Décryptage sans complaisance de l'actualité.
Ce n’est pas un lapsus, mais le dernier épisode de l’affaire d’Outreau fait indubitablement penser à un « courage, fuyons ! ». Les enjeux soulevés par le désastre judiciaire connaissent un épilogue peu glorieux. La grande réforme du système pénal est reléguée aux calendes grecques et les dispositions qui auraient permis de créer les fameux contrepoids à l’insolent pouvoir des accusateurs - juges et magistrats – ont été remisées, faute de consensus chez les professionnels concernés. Courageux politiciens !
Le juge Burgaud n’a toujours pas été sanctionné malgré les multiples auditions qui ont révélé au public ses grands talents de petit justicier. Sa retraite aura sonné, et le temps aura blanchi les tempes du juge d’instruction et les fautes dont il s’est enorgueilli avant que l’Institution ne livre son verdict sur ses agissements. Courageuse justice !
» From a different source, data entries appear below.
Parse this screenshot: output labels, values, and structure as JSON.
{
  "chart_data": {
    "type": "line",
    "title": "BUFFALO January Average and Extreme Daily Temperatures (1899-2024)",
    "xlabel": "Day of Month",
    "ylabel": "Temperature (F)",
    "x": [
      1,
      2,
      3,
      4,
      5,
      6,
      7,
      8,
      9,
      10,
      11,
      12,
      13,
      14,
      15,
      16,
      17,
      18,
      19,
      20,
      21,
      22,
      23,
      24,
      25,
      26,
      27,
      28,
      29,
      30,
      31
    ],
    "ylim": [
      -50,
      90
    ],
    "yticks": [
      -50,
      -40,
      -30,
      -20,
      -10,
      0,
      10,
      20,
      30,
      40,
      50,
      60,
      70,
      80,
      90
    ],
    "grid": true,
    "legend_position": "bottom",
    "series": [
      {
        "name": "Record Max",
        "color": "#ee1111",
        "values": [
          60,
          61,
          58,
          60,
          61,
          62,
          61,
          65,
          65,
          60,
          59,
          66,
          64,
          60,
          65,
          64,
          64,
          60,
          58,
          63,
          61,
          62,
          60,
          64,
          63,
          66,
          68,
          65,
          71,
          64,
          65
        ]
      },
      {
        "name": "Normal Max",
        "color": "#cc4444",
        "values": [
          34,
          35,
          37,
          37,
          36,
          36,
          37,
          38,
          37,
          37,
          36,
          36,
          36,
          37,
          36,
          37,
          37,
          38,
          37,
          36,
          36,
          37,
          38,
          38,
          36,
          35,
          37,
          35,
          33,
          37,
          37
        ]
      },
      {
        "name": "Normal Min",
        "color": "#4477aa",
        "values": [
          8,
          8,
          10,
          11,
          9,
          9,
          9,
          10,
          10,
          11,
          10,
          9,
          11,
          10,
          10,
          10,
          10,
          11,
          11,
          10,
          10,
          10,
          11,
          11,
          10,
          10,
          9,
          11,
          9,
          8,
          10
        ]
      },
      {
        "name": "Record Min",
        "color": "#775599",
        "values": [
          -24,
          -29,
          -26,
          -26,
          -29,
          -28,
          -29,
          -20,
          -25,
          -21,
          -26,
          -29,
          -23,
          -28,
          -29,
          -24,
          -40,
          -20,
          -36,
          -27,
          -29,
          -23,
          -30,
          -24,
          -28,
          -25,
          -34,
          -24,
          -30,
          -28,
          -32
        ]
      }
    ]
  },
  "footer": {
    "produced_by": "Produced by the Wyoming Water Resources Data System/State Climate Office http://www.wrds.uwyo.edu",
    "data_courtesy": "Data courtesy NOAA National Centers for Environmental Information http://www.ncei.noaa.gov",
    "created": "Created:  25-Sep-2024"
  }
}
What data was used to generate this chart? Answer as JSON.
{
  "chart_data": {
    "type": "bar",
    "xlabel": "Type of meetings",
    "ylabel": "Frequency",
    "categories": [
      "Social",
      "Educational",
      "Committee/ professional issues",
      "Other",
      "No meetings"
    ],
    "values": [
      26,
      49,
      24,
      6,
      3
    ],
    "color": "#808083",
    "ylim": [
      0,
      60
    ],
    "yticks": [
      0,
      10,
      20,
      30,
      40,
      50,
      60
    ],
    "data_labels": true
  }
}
On aimerait entendre Mme Royal. Elle, dont les imprécations lors de la publication des premiers éléments de l’enquête n’avaient pas peu contribuer à empêcher la présomption d’innocence de jouer en faveur des désignés coupables. C’était sans doute « l’ordre juste » vu par madame le ministre de la famille.
Et quand récemment, invitée à s’exprimer sur sa responsabilité vis-à-vis des futurs innocentés d’Outreau, elle prétend ne pas être intervenue, on mesure le crédit que l’on peut apporter aux dénégations d’une candidate dont la mémoire fluctue au gré des circonstances.